Member-only story
The top lessons from “Rich dad, poor dad” book
“Rich Dad Poor Dad” by Robert Kiyosaki is a popular personal finance book that imparts several key lessons about money, wealth creation, and mindset. While different readers may glean various insights from the book, one of the central and most impactful lessons is about changing one’s mindset and approach toward money and financial independence. Here are some key takeaways:
1. Difference in Mindset: Kiyosaki highlights the contrast between the mindsets of his own “rich dad” (a friend’s father, who was a successful entrepreneur) and his “poor dad” (his biological father, who worked as an educated but financially struggling employee). The book emphasizes how their differing beliefs and attitudes toward money and wealth significantly influenced their financial outcomes.
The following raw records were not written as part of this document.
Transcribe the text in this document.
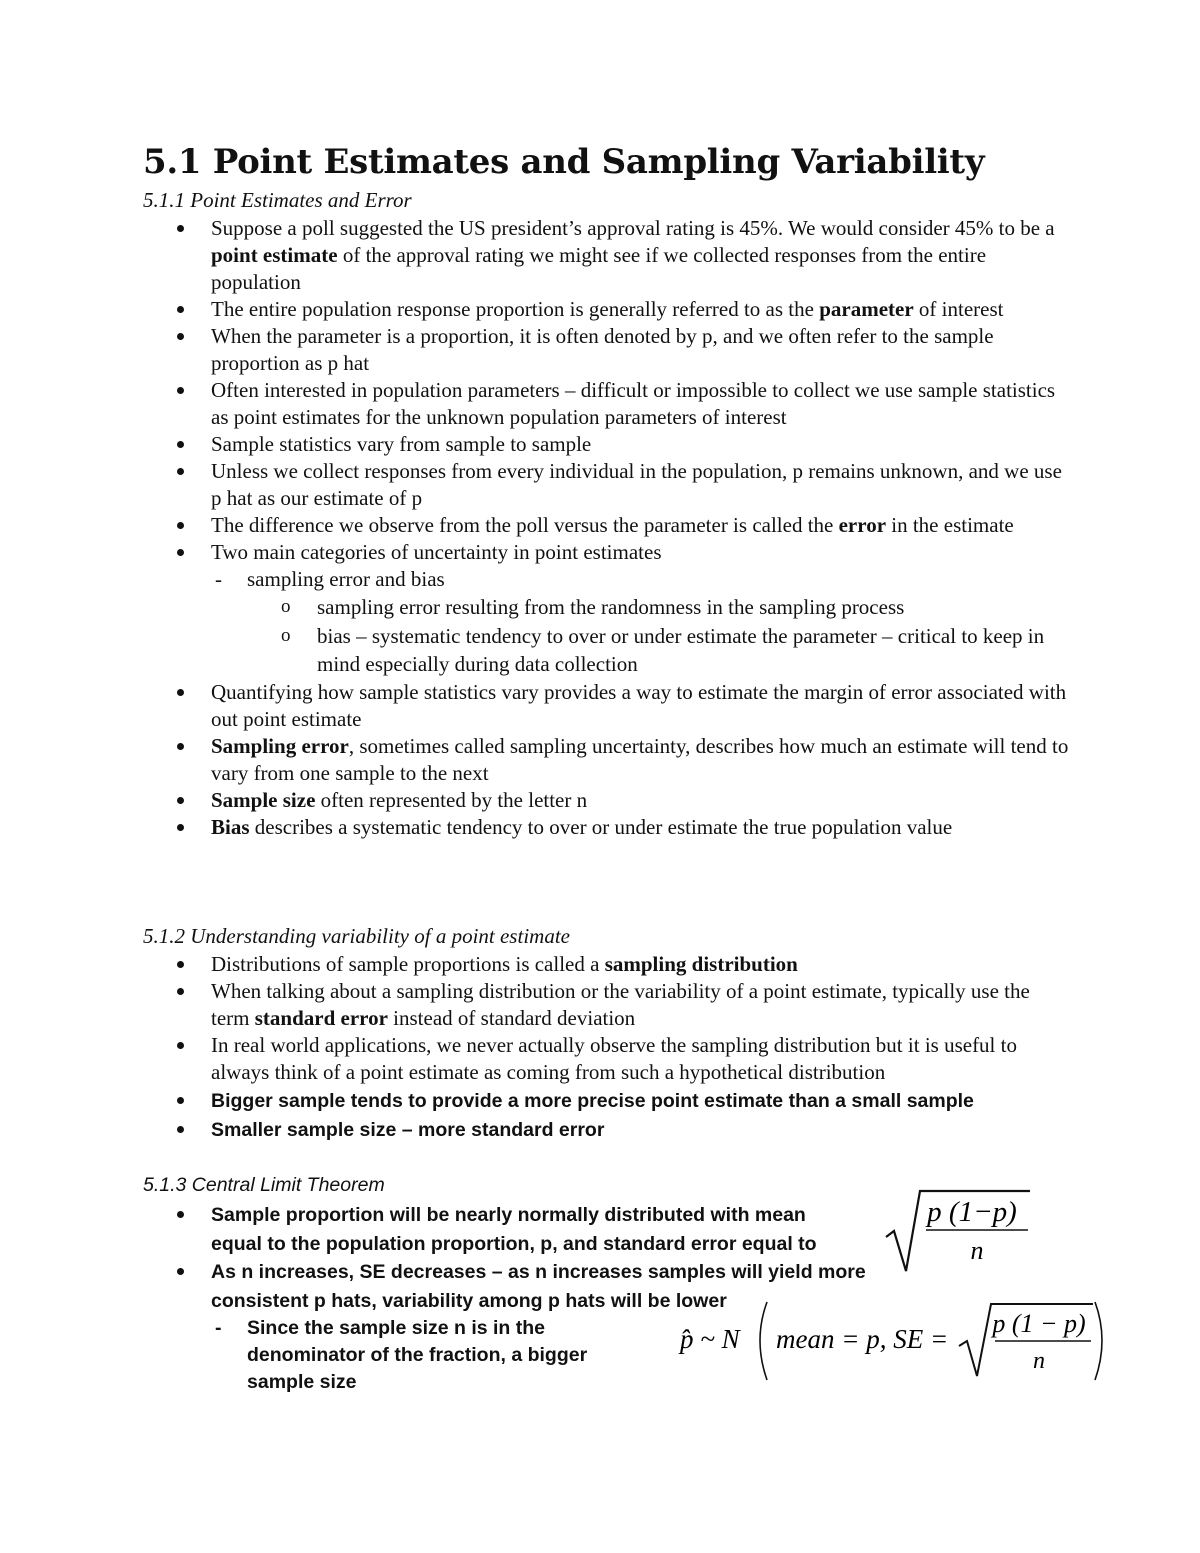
5.1 Point Estimates and Sampling Variability

5.1.1 Point Estimates and Error

Suppose a poll suggested the US president’s approval rating is 45%. We would consider 45% to be a point estimate of the approval rating we might see if we collected responses from the entire population
The entire population response proportion is generally referred to as the parameter of interest
When the parameter is a proportion, it is often denoted by p, and we often refer to the sample proportion as p hat
Often interested in population parameters – difficult or impossible to collect we use sample statistics as point estimates for the unknown population parameters of interest
Sample statistics vary from sample to sample
Unless we collect responses from every individual in the population, p remains unknown, and we use p hat as our estimate of p
The difference we observe from the poll versus the parameter is called the error in the estimate
Two main categories of uncertainty in point estimates
- sampling error and bias
o sampling error resulting from the randomness in the sampling process
o bias – systematic tendency to over or under estimate the parameter – critical to keep in mind especially during data collection
Quantifying how sample statistics vary provides a way to estimate the margin of error associated with out point estimate
Sampling error, sometimes called sampling uncertainty, describes how much an estimate will tend to vary from one sample to the next
Sample size often represented by the letter n
Bias describes a systematic tendency to over or under estimate the true population value

5.1.2 Understanding variability of a point estimate

Distributions of sample proportions is called a sampling distribution
When talking about a sampling distribution or the variability of a point estimate, typically use the term standard error instead of standard deviation
In real world applications, we never actually observe the sampling distribution but it is useful to always think of a point estimate as coming from such a hypothetical distribution
Bigger sample tends to provide a more precise point estimate than a small sample
Smaller sample size – more standard error

5.1.3 Central Limit Theorem

Sample proportion will be nearly normally distributed with mean equal to the population proportion, p, and standard error equal to
As n increases, SE decreases – as n increases samples will yield more consistent p hats, variability among p hats will be lower
- Since the sample size n is in the denominator of the fraction, a bigger sample size
p (1−p)
n
p̂ ~ N mean = p, SE =
p (1 − p)
n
2. Financial Education is Crucial: The book stresses the importance of financial education and knowledge about how money works. Kiyosaki advocates that schools often don’t teach practical financial literacy and that individuals should proactively seek to educate themselves about investments, assets, liabilities, and passive income.
3. Understanding Assets vs. Liabilities: Kiyosaki introduces the concept of assets and liabilities, emphasizing the significance of acquiring income-generating assets that put money in your pocket rather than liabilities that take money out of your pocket. The book encourages readers to focus on building a portfolio of assets that generate passive income.